Canton, Ma., 02/19/19—The Coalition for Responsible Home Education (CRHE), a national nonprofit founded by homeschool alumni to advocate for homeschooled children, is urging Oregon lawmakers to include homeschooled children in any change to the state’s vaccination requirements. Rep. Mitch Greenlick is in the process of drafting a bill to eliminate non-medical exemptions for vaccinations, requiring all Oregon students to be vaccinated. However, this change would not apply to children who are homeschooled. [Note: On 02/25, Rep. Greenlick introduced House Bill 3063.]

“It is shortsighted to exempt homeschooled children from medical requirements designed to protect children’s health,” said Dr. Rachel Coleman, executive director of CRHE. “We applaud Rep. Greenlick’s efforts to protect public health,” said Coleman. “We urge him not to overlook homeschooled students in this discussion.”

The vast majority of Oregon’s homeschooled children interact freely with children in their neighborhoods and in the community at large. When unvaccinated homeschooled children cluster together, there is increased risk of an outbreak. Over the past decade, numerous outbreaks of measles and whooping cough have taken place in homeschool communities with low rates of vaccination.

Oregon has one of the lowest vaccination rates in the country; a measles outbreak in nearby Washington has lawmakers concerned about similar situations occurring in Oregon.
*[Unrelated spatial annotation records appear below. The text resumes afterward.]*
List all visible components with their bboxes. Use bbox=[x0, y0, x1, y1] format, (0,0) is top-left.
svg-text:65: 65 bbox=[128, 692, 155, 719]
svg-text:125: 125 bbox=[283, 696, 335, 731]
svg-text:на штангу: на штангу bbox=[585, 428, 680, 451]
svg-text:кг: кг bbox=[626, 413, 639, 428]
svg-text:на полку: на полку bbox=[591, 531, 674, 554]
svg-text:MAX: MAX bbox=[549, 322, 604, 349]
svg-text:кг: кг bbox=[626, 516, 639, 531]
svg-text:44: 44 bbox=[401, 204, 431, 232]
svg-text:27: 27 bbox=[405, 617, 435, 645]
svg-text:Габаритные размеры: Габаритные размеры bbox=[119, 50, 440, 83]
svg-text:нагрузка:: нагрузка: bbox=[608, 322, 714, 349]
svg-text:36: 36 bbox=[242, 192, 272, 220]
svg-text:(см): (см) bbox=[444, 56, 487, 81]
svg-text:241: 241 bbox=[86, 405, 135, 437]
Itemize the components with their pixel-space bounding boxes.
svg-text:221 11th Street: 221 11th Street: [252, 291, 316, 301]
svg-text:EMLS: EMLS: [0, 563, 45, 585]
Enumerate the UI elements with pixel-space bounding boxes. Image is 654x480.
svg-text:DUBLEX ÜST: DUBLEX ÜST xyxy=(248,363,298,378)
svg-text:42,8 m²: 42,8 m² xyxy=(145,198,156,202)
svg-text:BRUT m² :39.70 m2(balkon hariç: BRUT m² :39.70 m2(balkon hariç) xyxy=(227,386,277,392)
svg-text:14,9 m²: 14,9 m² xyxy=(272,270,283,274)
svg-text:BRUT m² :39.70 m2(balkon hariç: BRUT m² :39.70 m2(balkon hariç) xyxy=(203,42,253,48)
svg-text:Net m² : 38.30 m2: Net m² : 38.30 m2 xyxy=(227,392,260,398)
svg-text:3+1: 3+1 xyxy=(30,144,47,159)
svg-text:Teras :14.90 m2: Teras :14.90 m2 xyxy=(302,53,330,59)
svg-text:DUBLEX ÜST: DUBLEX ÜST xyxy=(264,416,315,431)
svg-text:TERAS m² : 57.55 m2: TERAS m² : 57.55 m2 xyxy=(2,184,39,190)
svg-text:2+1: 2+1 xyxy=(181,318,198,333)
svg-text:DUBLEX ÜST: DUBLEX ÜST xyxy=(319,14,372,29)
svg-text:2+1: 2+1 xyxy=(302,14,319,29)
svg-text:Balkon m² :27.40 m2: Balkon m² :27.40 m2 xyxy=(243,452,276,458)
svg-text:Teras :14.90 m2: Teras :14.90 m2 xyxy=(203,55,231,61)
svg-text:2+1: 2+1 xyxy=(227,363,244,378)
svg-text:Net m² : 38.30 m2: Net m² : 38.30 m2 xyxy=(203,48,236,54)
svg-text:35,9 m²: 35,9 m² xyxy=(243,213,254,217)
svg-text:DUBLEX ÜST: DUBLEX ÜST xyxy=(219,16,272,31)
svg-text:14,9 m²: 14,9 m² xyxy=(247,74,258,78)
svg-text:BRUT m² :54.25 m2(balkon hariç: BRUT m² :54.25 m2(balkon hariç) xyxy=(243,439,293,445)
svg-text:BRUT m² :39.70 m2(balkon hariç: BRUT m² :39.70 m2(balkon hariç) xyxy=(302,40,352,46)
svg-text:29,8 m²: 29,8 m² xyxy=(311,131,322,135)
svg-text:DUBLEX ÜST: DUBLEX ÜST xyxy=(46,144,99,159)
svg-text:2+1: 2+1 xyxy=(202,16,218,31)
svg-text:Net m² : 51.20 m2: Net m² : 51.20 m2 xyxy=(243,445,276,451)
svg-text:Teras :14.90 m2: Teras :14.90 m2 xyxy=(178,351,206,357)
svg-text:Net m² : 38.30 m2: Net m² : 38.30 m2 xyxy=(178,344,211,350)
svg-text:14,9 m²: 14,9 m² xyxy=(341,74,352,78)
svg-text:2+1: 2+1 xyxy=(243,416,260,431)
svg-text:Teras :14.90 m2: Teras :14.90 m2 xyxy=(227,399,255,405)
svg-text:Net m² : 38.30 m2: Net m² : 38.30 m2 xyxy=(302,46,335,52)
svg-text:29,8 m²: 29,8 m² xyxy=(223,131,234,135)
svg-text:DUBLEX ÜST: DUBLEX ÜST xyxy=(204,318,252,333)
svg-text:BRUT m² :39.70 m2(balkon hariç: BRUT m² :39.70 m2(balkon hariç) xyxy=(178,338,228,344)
Rep. Greenlick’s bill harkens back to a bill passed in California in 2015, which made vaccinations a requirement for public school attendance. Since this regulatory change, California’s vaccination rate has risen significantly.  

“Creating a system where parents can use homeschooling to evade medical requirements, rather than homeschooling because they believe homeschooling promotes their children’s educational or social well-being, does these children a disservice,” said Coleman. “Homeschooling is a serious commitment.”

In California, the vaccination rate in public charter schools is significantly lower than other publicly funded schools, due to the number of parents who have opted to homeschool unvaccinated children and enrolled them in public charter schools that offer “independent study” programs.

Claudia Weintraub, the director of River Oaks Academy, says that many parents who call her to enroll a child say that their children are not fully immunized and cannot go to a traditional school. “You don’t really want to homeschool your kid,” Weintraub says she tells these parents. “You’re telling me you’re working all day, so how are you going to homeschool?”

“We cannot afford to leave homeschooled children out of the discussions about vaccinations and public health,” said Coleman. “Homeschooled children are as much a part of our communities as other children.”

The Coalition for Responsible Home Education is a national organization founded by homeschool alumni and dedicated to raising awareness of the need for homeschooling reform, providing public policy guidance, and advocating for responsible home education practices.